NUMERICAL INVESTIGATION ON THE SEISMIC BEHAVIOUR OF REINFORCED CONCRETE EXTERIOR WIDE BEAM-COLUMN CONNECTIONS WITH ECCENTRICITY

During past decades, the use of wide beam-column RC system as a way to optimize the cost of construction has been proposed. In this context, many researchers have studied seismic behavior of wide-beam column connections. However, no researches have been carried out on the behavior of these joints when the axis of wide-beam and that of column have eccentricity relative to each other. In order to illustrate the structural performance of reinforced concrete wide beam-column connection, an experimental research was carried out to illustrate the behaviour of exterior RC wide beam-column connections when subjected to quasi-static cyclic loading. The specimen was full-scale connection.

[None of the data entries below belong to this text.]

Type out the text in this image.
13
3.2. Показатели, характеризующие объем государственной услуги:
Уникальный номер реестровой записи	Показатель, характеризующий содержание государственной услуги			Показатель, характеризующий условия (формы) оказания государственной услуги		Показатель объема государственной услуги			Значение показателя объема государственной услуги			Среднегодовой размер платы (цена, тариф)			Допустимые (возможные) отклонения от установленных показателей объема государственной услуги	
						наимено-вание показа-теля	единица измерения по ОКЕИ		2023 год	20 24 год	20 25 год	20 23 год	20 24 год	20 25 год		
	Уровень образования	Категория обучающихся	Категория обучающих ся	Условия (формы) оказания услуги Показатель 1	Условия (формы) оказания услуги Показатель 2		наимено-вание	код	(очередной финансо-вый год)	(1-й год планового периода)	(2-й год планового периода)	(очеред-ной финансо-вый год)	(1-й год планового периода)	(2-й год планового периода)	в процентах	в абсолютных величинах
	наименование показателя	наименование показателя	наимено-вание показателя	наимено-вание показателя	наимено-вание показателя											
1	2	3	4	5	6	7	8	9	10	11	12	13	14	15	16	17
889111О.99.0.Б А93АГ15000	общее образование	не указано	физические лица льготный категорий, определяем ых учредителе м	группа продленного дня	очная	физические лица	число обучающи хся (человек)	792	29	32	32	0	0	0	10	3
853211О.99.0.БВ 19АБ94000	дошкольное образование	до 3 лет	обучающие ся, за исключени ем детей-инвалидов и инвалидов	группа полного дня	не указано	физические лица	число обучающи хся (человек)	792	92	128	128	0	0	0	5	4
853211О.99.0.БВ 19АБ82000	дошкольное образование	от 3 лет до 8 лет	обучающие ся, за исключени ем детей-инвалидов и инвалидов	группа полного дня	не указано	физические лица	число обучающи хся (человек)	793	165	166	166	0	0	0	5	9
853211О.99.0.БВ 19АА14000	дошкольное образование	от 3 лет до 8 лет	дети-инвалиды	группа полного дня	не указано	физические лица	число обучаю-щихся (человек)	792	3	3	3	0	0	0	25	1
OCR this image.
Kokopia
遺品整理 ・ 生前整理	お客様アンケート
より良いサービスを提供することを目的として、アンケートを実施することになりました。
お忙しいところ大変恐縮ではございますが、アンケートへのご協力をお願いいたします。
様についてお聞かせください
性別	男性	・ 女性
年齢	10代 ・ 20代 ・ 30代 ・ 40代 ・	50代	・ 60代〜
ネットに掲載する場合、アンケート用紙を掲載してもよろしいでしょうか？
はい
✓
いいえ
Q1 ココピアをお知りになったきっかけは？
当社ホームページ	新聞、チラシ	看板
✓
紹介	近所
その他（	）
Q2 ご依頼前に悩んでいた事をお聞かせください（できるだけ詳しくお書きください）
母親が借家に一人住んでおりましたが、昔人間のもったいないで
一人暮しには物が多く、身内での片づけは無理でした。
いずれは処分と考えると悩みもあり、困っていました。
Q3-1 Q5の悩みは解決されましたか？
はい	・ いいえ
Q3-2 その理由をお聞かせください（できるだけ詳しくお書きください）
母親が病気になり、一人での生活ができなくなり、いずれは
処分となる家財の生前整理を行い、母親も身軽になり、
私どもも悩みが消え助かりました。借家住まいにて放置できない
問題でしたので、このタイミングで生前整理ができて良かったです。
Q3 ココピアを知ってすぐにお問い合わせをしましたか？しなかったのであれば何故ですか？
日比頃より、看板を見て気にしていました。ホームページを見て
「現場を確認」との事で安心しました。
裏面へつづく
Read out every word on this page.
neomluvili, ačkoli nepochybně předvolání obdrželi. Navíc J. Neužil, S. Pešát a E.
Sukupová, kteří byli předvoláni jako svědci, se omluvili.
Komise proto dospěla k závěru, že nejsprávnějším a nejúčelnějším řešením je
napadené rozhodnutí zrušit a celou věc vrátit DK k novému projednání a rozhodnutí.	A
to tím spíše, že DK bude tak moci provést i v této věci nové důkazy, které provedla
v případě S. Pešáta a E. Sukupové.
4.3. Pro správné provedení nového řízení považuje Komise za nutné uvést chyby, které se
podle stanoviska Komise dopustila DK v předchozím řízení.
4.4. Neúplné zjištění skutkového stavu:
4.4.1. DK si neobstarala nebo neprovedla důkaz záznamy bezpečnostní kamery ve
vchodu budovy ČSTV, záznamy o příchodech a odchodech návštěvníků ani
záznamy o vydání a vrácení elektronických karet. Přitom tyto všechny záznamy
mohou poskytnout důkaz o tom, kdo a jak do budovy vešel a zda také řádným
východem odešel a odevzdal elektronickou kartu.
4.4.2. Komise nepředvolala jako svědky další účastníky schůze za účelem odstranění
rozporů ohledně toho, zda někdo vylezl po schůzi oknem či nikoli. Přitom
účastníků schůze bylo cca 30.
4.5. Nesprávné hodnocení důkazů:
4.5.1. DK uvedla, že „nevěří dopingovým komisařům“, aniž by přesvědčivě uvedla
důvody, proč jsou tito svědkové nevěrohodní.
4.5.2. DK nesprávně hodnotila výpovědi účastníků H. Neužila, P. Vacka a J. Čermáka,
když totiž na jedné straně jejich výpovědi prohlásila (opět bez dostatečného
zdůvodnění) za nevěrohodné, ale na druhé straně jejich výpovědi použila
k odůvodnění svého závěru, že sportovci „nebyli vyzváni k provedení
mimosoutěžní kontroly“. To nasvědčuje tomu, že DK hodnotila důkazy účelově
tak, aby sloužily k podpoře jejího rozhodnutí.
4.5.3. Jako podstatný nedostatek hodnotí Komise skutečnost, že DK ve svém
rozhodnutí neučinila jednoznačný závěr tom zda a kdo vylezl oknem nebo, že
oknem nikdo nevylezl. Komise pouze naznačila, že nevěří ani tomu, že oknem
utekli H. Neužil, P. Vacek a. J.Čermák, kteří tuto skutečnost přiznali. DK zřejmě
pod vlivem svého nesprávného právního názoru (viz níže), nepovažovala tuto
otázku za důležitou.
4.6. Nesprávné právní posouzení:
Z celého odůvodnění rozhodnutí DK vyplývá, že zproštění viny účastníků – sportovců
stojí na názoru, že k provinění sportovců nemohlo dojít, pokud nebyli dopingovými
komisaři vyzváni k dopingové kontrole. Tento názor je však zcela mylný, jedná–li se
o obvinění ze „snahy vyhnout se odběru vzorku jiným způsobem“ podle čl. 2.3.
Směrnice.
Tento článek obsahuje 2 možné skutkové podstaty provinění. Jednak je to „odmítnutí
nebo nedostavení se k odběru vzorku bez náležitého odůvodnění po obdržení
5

This specimen was designed in accordance with ACI-318 version 2008 and controlled by ACI-318 version 2014. Experimental results indicated that the hysteresis response of the wide beam was likely exhibited remarkable enhancement compared to that of conventional beam and the total energy dissipating capacity of a wide beam---column connection was higher than the conventional joint. In this study, exterior wide beam-column connections were simulated using nonlinear finite elements. Concrete material was simulated using plastic-damage model integrated into ABAQUS software. The lateral load- drift curves are in good agreement with experimental results. After validation of the numerical models, the effects of various parameters including eccentricity, beam to column width ratio and column axial load have been investigated for the wide beam-column connections of six buildings containing three 5 stories, two 6 stories and one 7 stories designed based on the Iranian Building code of practice part-9 and Iranian standard 2800 for seismic design. The results indicate that the torsion induced by the eccentricity of axis of wide beam relative to axis of column, must be included in the design of wide beam-column connections. Furthermore, increasing eccentricity causes a drop in lateral load-drif. In the case of maximum eccentricity and 5\% drift the drop embarks on 12.8\%. In addition, by increasing the ratio of beam-to-column width, eccentricity is more destructive.